The “overall levels of religious commitment” in sub-Saharan Africa are among the highest in the world, according to a 2018 study by the Pew Research Center. The region’s number of Christians grew from about 7 million in 1900 to 470 million by 2010, when it was home to 21 percent of the world’s Christians and 15 percent of all Muslims.

Christians strongly associate their faith with the brick-and-mortar buildings of their parishes, said the Rev. Charles Odurkami, an emeritus Anglican bishop in Uganda.

“Africans are notoriously religious,” he said. “Of course, in Africa some people worship with two feet. One foot in traditional culture and another foot in Christianity.”

Another religious leader in Uganda, a self-described prophet who leads a congregation of thousands in Kampala, has criticized attempts to negotiate with the government to reopen houses of worship.

“It’s disrespectful … if a so-called pastor goes on his knees and begs a politician to open up,” Elvis Mbonye recently told a local broadcaster. “I will not ask any man to give me the permission, the right, the directives.”

Hajji Ramadhan Mugalu, secretary-general of the Uganda Muslim Supreme Council, said Muslims “are losing out on the … social aspect” while mosques remain closed.

“If arcades and malls have been opened, our prayer is that these places of worship should also be opened,” he said. “Yes, they can pray at home, but congregational prayer is very powerful.”

Authorities in Uganda and other countries say they will follow the advice of health experts on allowing places of worship to resume normal operations. In Tanzania, however, President John Magufuli has alarmed health experts by asserting that divine power would offer protection from the virus. The country hasn’t updated its number of infections — just over 500 — since April.

In South Africa, which makes up roughly half of the African continent’s 1.2 million confirmed coronavirus infections, the pandemic has challenged people’s relationship with their faith, said Mosa Sona, bishop at Grace Bible Church in the Johannesburg township of Soweto.

“Am I a believer that practices his faith in the midst of a crowd, at a building called a church, or does it matter when I am all alone at home?” asked Sona, whose church was among the first to stream sermons online.

Others insist on staying physically in touch with their coreligionists, no matter what pandemic restrictions say.

In Zimbabwe, the government has encouraged people to pray at home. But that wasn’t an option for Amos Mazikande, who recently went to a “prophet” with his apostolic group to seek a cure for his daughter’s persistent headaches.

The family used back roads to avoid police on their way to an open ground where services are held in the capital, Harare.

“Coronavirus will be defeated by the Holy Spirit, so we don’t have to fear it,” Mazikande said.

Across the country, apostolic believers line up to collect “holy” water, oil, pieces of cloth and clay pots that they believe offer protection from “evil spirits” that bring poverty and disease.

At a recent service, about a dozen worshippers huddled to sing and dance, some with face masks dangling from their chins. Under a nearby tree, a woman knelt while the leader sprinkled water and vigorously shook her head in an apparent healing session.

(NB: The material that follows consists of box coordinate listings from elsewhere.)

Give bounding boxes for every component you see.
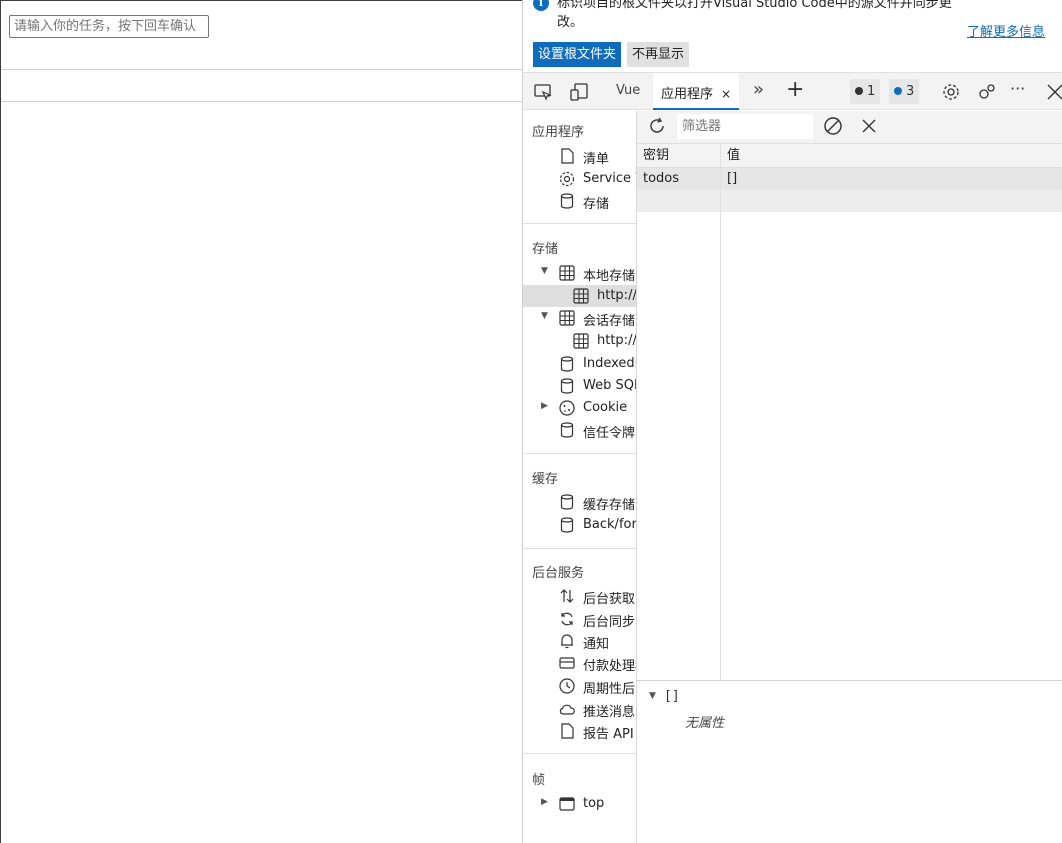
add-tab-icon[interactable]: + bbox=[786, 77, 804, 102]
credit-card-icon bbox=[559, 657, 575, 669]
tab-vue[interactable]: Vue bbox=[616, 83, 640, 98]
table-grid-icon bbox=[573, 288, 589, 304]
set-root-folder-button[interactable]: 设置根文件夹 bbox=[533, 42, 622, 67]
close-devtools-icon[interactable] bbox=[1045, 82, 1062, 102]
section-background-services: 后台服务 bbox=[532, 566, 585, 581]
infobar-message: 标识项目的根文件夹以打开Visual Studio Code中的源文件并同步更改… bbox=[557, 0, 952, 30]
inspected-page bbox=[0, 0, 523, 843]
cloud-icon bbox=[559, 704, 575, 715]
errors-badge[interactable]: 1 bbox=[850, 79, 881, 104]
page-divider bbox=[1, 69, 523, 70]
database-icon bbox=[560, 517, 574, 533]
section-divider bbox=[523, 453, 636, 454]
storage-view: 密钥 值 todos [] ▼ [] 无属性 bbox=[637, 111, 1062, 843]
section-cache: 缓存 bbox=[532, 472, 559, 487]
infobar: i 标识项目的根文件夹以打开Visual Studio Code中的源文件并同步… bbox=[523, 0, 1062, 72]
dont-show-again-button[interactable]: 不再显示 bbox=[627, 42, 690, 67]
table-grid-icon bbox=[573, 333, 589, 349]
section-divider bbox=[523, 223, 636, 224]
messages-badge[interactable]: 3 bbox=[889, 79, 920, 104]
error-dot-icon bbox=[855, 87, 863, 95]
section-application: 应用程序 bbox=[532, 125, 585, 140]
column-divider bbox=[720, 144, 721, 681]
collapsed-arrow-icon[interactable]: ▶ bbox=[541, 401, 548, 411]
learn-more-link[interactable]: 了解更多信息 bbox=[967, 21, 1045, 40]
errors-count: 1 bbox=[867, 84, 876, 99]
settings-gear-icon[interactable] bbox=[941, 82, 961, 102]
devtools-toolbar: Vue 应用程序 × » + 1 3 ··· bbox=[523, 72, 1062, 110]
table-grid-icon bbox=[559, 310, 575, 326]
clear-all-icon[interactable] bbox=[823, 116, 843, 136]
page-divider bbox=[1, 101, 523, 102]
expanded-arrow-icon[interactable]: ▼ bbox=[649, 691, 656, 701]
table-row[interactable]: todos [] bbox=[637, 168, 1062, 190]
bell-icon bbox=[561, 634, 573, 649]
info-icon: i bbox=[533, 0, 549, 11]
sync-icon bbox=[561, 612, 573, 626]
messages-count: 3 bbox=[906, 84, 915, 99]
expanded-arrow-icon[interactable]: ▼ bbox=[541, 266, 548, 276]
clock-icon bbox=[559, 678, 575, 694]
collapsed-arrow-icon[interactable]: ▶ bbox=[541, 797, 548, 807]
storage-filter-bar bbox=[637, 111, 1062, 144]
table-grid-icon bbox=[559, 265, 575, 281]
section-frames: 帧 bbox=[532, 773, 546, 788]
preview-no-properties: 无属性 bbox=[685, 716, 725, 731]
inspect-element-icon[interactable] bbox=[533, 82, 553, 102]
refresh-icon[interactable] bbox=[647, 116, 667, 136]
database-icon bbox=[560, 193, 574, 209]
gear-icon bbox=[559, 171, 575, 187]
more-tabs-icon[interactable]: » bbox=[753, 79, 764, 100]
feedback-icon[interactable] bbox=[977, 82, 997, 102]
device-emulation-icon[interactable] bbox=[569, 82, 589, 102]
delete-selected-icon[interactable] bbox=[859, 116, 879, 136]
column-header-value[interactable]: 值 bbox=[721, 144, 1062, 168]
section-divider bbox=[523, 548, 636, 549]
more-options-icon[interactable]: ··· bbox=[1010, 79, 1025, 98]
database-icon bbox=[560, 378, 574, 394]
database-icon bbox=[560, 356, 574, 372]
database-icon bbox=[560, 422, 574, 438]
column-header-key[interactable]: 密钥 bbox=[637, 144, 720, 168]
file-icon bbox=[561, 723, 574, 739]
tab-application-label: 应用程序 bbox=[661, 87, 714, 102]
section-divider bbox=[523, 753, 636, 754]
filter-input[interactable] bbox=[677, 114, 813, 139]
cell-key: todos bbox=[643, 171, 680, 186]
todo-input[interactable] bbox=[9, 15, 209, 38]
value-preview: ▼ [] 无属性 bbox=[637, 681, 1062, 843]
devtools-panel: i 标识项目的根文件夹以打开Visual Studio Code中的源文件并同步… bbox=[522, 0, 1062, 843]
table-row-empty[interactable] bbox=[637, 190, 1062, 212]
message-dot-icon bbox=[894, 87, 902, 95]
database-icon bbox=[560, 494, 574, 510]
storage-table: 密钥 值 todos [] bbox=[637, 144, 1062, 681]
section-storage: 存储 bbox=[532, 242, 559, 257]
preview-value: [] bbox=[664, 689, 680, 704]
cell-value: [] bbox=[727, 171, 738, 186]
window-frame-icon bbox=[559, 797, 575, 811]
application-sidebar: 应用程序 清单 Service Workers 存储 存储 ▼ 本地存储 htt… bbox=[523, 111, 637, 843]
up-down-arrows-icon bbox=[560, 589, 574, 603]
cookie-icon bbox=[559, 400, 575, 416]
tab-close-icon[interactable]: × bbox=[721, 87, 731, 101]
tab-application[interactable]: 应用程序 × bbox=[653, 73, 740, 110]
file-icon bbox=[561, 148, 574, 164]
expanded-arrow-icon[interactable]: ▼ bbox=[541, 311, 548, 321]
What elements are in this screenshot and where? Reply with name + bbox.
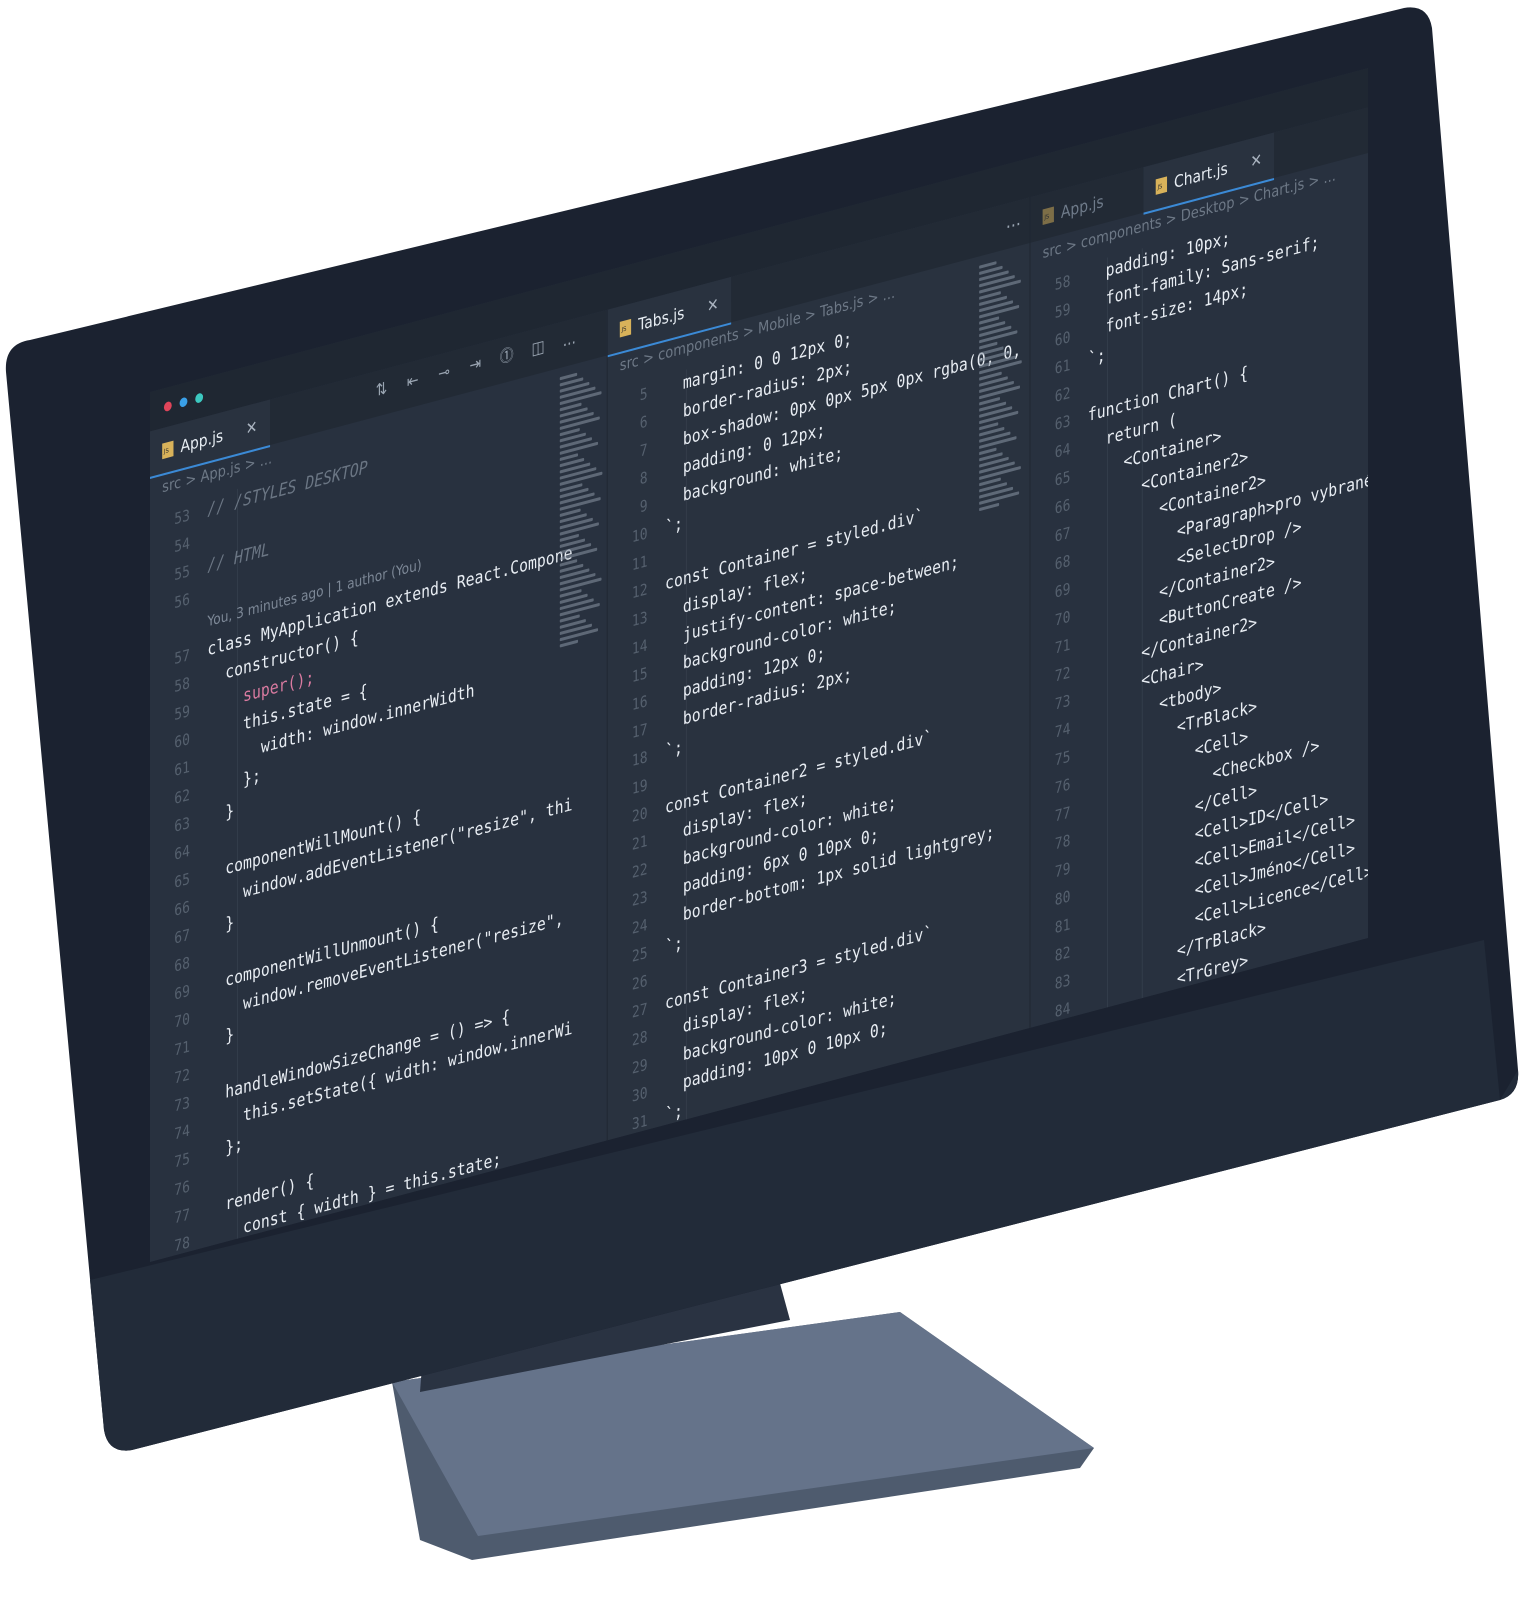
code-area[interactable]: 53// /STYLES DESKTOP 54 55// HTML 56 You, 3 … [150, 391, 607, 1262]
close-tab-icon[interactable]: ✕ [707, 293, 719, 316]
split-editor-icon[interactable]: ◫ [530, 336, 546, 359]
stand-neck [420, 1210, 790, 1392]
stand-base-top [392, 1312, 1094, 1536]
tab-label: Tabs.js [638, 302, 685, 335]
code-area[interactable]: 58 padding: 10px; 59 font-family: Sans-se… [1030, 188, 1368, 1028]
more-actions-icon[interactable]: ... [562, 327, 578, 351]
editor-pane-tabs: Tabs.js ✕ ... src > components > Mobile … [607, 197, 1031, 1141]
js-file-icon [1042, 205, 1054, 225]
go-forward-icon[interactable]: ⇥ [468, 353, 484, 376]
minimap-line [559, 639, 579, 648]
code-text: `; [665, 1100, 683, 1127]
close-tab-icon[interactable]: ✕ [1250, 149, 1262, 172]
minimize-window-dot[interactable] [179, 396, 188, 408]
code-area[interactable]: 5 margin: 0 0 12px 0; 6 border-radius: 2p… [608, 278, 1030, 1141]
tab-label: App.js [1060, 190, 1104, 222]
js-file-icon [1155, 175, 1168, 195]
maximize-window-dot[interactable] [195, 392, 204, 404]
editor-screen: App.js ✕ ⇅ ⇤ ⊸ ⇥ ⓵ ◫ ... src > App.js > … [150, 68, 1368, 1262]
minimap[interactable] [979, 251, 1023, 573]
close-tab-icon[interactable]: ✕ [246, 416, 258, 439]
stand-base [392, 1312, 1094, 1560]
tab-label: Chart.js [1173, 157, 1228, 192]
compare-icon[interactable]: ⇅ [374, 378, 390, 401]
close-window-dot[interactable] [163, 400, 172, 413]
go-back-icon[interactable]: ⇤ [405, 369, 421, 393]
timeline-icon[interactable]: ⓵ [499, 344, 515, 368]
editor-pane-chart: App.js Chart.js ✕ src > components > Des… [1030, 107, 1368, 1028]
js-file-icon [619, 318, 632, 337]
minimap[interactable] [559, 363, 604, 685]
more-actions-icon[interactable]: ... [1006, 208, 1021, 234]
editor-pane-app: App.js ✕ ⇅ ⇤ ⊸ ⇥ ⓵ ◫ ... src > App.js > … [150, 309, 608, 1262]
tab-label: App.js [180, 424, 224, 456]
commit-icon[interactable]: ⊸ [436, 361, 452, 384]
js-file-icon [162, 440, 174, 459]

Some say such scenes show the pandemic is strengthening people’s faith no matter how they worship.

Etienne Bonkoungou, a chaplain in Burkina Faso’s capital, Ouagadougou, said he has noticed that since normal church services recently resumed, people who didn’t attend regularly before the pandemic now show up every week.

“People found it necessary to get closer to God because they said it’s only God that can deliver them,” Bonkoungou said.

Farai Mutsaka in Harare, Zimbabwe; Mogomotsi Magome in Johannesburg; Sam Mednick in Ouagadougou, Burkina Faso; and Sam Olukoya in Lagos, Nigeria, contributed.